I tried an experiment. I cut out all social media for several days to see what happened. Funny how fast Facebook noticed my absence. It submerged my inbox with “all the things I was missing” and tried desperately to win me back. Kind of like how an I’ll-suited boyfriend or girlfriend would keep reaching out and talking about all of the good times we had when, in fact, the whole relationship was doomed from the start.

The difference is, once you escape from that bad romance and see the perspective from a third party standpoint there’s really no going back. Or is there? Our minds are emotional and not always rational. That’s the common denominator between social media sites, bad romances and heroin… they prey on our emotions and the primal aspects of the mind.

On this break from expedited time travel I read books, I did the things that I had procrastinated on for months and I felt more inspired and creative. I forgot how fulfilling self expression was when I wasn’t distracted all the time. My mind became clearer.

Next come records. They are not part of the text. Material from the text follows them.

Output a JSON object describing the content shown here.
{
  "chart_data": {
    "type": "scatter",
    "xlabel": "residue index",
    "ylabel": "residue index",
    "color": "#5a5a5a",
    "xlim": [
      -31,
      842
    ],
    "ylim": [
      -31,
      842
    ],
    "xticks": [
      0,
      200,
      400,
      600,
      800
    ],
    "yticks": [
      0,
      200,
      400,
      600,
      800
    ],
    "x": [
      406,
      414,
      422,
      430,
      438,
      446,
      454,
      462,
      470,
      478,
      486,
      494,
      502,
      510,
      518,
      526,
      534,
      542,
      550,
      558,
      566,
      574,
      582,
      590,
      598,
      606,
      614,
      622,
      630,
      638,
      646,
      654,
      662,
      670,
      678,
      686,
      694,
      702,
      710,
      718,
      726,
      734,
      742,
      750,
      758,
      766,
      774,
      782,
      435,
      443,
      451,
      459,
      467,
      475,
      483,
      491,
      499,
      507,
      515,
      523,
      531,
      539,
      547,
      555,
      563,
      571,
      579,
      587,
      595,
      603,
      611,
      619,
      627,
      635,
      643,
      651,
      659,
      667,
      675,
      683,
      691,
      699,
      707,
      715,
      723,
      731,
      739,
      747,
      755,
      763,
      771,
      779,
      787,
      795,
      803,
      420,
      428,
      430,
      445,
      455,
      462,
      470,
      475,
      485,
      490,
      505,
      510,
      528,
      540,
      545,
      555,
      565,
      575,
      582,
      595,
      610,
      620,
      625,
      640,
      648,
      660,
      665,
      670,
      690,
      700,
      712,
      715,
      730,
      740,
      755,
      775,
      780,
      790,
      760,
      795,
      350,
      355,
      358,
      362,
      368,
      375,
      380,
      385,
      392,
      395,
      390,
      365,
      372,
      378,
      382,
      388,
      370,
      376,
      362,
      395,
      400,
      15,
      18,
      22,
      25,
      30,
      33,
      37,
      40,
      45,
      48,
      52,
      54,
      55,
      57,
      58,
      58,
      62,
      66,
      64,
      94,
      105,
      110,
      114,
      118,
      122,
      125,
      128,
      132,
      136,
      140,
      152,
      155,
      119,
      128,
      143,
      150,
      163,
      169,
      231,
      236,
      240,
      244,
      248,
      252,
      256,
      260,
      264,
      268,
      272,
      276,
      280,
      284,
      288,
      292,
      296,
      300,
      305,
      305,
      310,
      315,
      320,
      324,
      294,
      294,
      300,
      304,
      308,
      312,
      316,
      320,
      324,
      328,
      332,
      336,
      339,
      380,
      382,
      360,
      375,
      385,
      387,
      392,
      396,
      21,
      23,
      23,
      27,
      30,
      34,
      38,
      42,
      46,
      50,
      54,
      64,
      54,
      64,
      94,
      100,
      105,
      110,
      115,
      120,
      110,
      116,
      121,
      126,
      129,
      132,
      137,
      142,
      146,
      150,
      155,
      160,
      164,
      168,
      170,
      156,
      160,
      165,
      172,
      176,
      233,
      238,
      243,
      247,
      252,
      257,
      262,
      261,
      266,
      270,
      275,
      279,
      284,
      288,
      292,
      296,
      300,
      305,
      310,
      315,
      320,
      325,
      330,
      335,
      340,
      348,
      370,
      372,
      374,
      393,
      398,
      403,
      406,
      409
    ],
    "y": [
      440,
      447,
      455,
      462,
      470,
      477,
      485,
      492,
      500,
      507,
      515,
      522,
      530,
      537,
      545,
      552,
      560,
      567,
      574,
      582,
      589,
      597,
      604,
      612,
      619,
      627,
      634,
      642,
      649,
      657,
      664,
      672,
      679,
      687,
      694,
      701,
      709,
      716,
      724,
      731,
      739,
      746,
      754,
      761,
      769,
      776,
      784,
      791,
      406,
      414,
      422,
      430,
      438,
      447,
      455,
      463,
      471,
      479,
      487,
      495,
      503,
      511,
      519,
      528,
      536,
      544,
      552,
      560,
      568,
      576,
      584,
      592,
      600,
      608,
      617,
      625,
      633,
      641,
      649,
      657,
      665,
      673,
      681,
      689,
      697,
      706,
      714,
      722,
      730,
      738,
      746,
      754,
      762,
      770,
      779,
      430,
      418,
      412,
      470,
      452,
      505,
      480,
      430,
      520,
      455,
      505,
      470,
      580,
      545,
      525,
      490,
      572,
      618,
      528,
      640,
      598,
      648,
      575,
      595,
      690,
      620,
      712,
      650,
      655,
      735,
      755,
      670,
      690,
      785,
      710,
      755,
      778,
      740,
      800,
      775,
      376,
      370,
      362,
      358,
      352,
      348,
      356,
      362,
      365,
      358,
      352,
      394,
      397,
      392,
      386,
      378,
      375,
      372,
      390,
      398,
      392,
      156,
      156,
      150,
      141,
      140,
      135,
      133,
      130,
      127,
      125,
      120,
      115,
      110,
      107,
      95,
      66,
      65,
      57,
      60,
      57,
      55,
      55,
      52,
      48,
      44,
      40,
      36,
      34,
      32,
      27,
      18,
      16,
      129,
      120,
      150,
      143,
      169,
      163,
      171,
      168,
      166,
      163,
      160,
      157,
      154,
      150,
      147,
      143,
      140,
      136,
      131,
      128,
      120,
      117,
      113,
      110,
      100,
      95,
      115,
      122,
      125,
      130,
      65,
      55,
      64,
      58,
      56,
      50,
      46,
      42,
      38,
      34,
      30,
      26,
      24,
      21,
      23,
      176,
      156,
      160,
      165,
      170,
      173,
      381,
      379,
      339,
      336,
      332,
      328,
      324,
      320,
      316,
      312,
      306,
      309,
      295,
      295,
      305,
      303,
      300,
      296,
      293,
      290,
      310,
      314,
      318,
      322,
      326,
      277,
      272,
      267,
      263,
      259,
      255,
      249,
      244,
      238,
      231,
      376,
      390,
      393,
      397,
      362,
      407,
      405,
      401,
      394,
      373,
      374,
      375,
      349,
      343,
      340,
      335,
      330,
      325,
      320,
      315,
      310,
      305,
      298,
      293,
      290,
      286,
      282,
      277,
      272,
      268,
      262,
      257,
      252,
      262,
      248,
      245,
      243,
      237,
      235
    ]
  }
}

Before this break I was deluged with reliving thoughts of the past and how I could’ve done better. Either that or constantly planning for different scenarios the future may hold. At this point in my life I know I can handle things as they come, why dwell on all the different scenarios of the future when 99.9% of them will never come to fruition? What a waste.

Instead, my thoughts lied more on creating a better now and planning things that I would enjoy today. I don’t know where I’ll be in 5, 10 or 50 years but if I focus on bettering the present how can tomorrow truly be bad?

Cheers to a slow and gratifying 2018.